• Yiddish : comment la langue a survécu à l’anéantissement
    https://www.radiofrance.fr/franceculture/podcasts/l-info-culturelle-reportages-enquetes-analyses/yiddish-comment-la-langue-a-survecu-a-l-aneantissement-4339427

    Un film sort en salles, tourné en yiddish par un jeune cinéaste français, alors que l’on croyait la langue sur le point de disparaître. Retour sur l’histoire de cette langue devenue objet d’études grâce à une pionnière nommée Rachel Ertel, et sa survie souterraine.

    Shtetel ”, en yiddish, la langue des juifs d’Europe centrale et orientale, désigne les villages et les bourgades de cette partie du monde où des juifs, il y a mille ans, ont partagé une langue par-delà les frontières. Shttl , c’est le nom du film du réalisateur français Ady Walter qui sort en salles ce 13 décembre 2023 avec la particularité d’avoir été tourné en yiddish à un âge tout le monde tenait la langue pour morte, ou à peu près. Le titre de ce film de fiction qui raconte les 24 dernières heures d’un village de l’actuelle Ukraine à l’époque du nazisme a perdu son E : c’est un hommage du cinéaste à Georges Perec. En 1969, avait paru La Disparition, entièrement écrit sans la lettre E, pourtant la plus courante de la langue française. Par cette contrainte faite à sa littérature et le pari un peu fou d’écrire malgré tout, Perec entendait à l’époque manifester l’encastrement des béances laissées par la Shoah : l’absence de sa mère, déportée et assassinée à Auschwitz, et aussi la perte de la langue.

    Tourné en yiddish cinquante ans plus tard à la faveur d’un casting ardu qui n’a pas recruté que des comédiens juifs, Shttl montre que le yiddish n’est pas mort. Le film fait exister la langue vernaculaire des juifs d’Europe, qui emprunte à 75% à l’Allemand mais aussi à l’araméen, au français, à l’hébreu, ou encore à l’anglais. Et le yiddish, paraît ainsi sortir du souterrain. Alors que 11 millions de locuteurs le parlaient ordinairement à la veille de la Seconde guerre mondiale, l’idiome n’a pas réellement résisté à l’anéantissement des juifs sous le nazisme : le yiddish dans la vie de tous les jours n’est plus la langue de grand monde. Rachel Ertel, traductrice et grande pionnière des études yiddish, dira même que c’est “ la langue de personne ” : c’est le titre d’un grand livre qu’elle signait en 1993 aux éditions du Seuil, dans la collection “ Librairie du XXIe siècle ” de Maurice Oleander. Pour autant, le yiddish n’est pas mort tout à fait, loin s’en faut. Et c’est notamment à Rachel Ertel qu’on le doit.

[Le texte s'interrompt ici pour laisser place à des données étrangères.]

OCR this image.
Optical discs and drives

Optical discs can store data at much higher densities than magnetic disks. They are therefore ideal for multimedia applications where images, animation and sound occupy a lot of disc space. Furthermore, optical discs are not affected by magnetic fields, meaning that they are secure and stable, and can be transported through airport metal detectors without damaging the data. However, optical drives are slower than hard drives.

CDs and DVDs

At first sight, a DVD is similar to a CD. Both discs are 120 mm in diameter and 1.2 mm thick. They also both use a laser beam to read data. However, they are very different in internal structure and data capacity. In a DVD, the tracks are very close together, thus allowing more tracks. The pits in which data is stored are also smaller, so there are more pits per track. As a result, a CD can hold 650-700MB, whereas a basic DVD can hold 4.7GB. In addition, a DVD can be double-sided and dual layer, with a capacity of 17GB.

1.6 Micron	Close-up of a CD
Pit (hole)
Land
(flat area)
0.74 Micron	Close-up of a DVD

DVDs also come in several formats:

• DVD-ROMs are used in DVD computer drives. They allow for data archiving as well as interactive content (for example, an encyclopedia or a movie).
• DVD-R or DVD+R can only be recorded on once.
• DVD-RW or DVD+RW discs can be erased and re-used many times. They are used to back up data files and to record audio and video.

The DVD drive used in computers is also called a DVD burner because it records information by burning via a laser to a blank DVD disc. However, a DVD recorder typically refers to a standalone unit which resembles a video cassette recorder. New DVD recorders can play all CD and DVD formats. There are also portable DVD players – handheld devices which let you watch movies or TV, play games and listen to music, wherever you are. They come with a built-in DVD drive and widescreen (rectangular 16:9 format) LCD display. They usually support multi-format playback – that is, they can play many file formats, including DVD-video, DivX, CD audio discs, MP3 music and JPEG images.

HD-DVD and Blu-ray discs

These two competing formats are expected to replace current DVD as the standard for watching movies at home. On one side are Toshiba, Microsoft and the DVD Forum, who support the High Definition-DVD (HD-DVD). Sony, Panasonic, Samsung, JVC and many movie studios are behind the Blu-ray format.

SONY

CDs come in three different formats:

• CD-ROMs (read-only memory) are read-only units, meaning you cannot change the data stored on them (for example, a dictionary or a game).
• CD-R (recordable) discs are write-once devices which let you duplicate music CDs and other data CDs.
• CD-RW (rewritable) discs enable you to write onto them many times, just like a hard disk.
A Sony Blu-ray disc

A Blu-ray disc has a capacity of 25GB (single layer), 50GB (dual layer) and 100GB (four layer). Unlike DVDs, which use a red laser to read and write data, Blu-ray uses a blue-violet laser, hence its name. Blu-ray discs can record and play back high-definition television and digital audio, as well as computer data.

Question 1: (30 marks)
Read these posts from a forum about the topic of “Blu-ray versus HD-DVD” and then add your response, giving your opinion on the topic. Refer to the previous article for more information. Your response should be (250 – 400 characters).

    La langue apparaissait pourtant décimée pour de bon, et un mille-feuilles de brimades, d’antisémitisme et de vieilles hiérarchies avaient en effet resurgi dès la chute du nazisme. Par exemple parce que l’Union soviétique de Staline, déjà, avait fait interdire le yiddish. Il suffit de voir qu’au procès des grands criminels nazis, à Nüremberg, le premier témoin juif (et pourtant ils ne seront pas nombreux) n’avait pas obtenu ce qu’il avait pourtant clairement réclamé : s’exprimer dans sa langue, c’est-à-dire celle d’avant la Shoah, mais aussi celle des morts.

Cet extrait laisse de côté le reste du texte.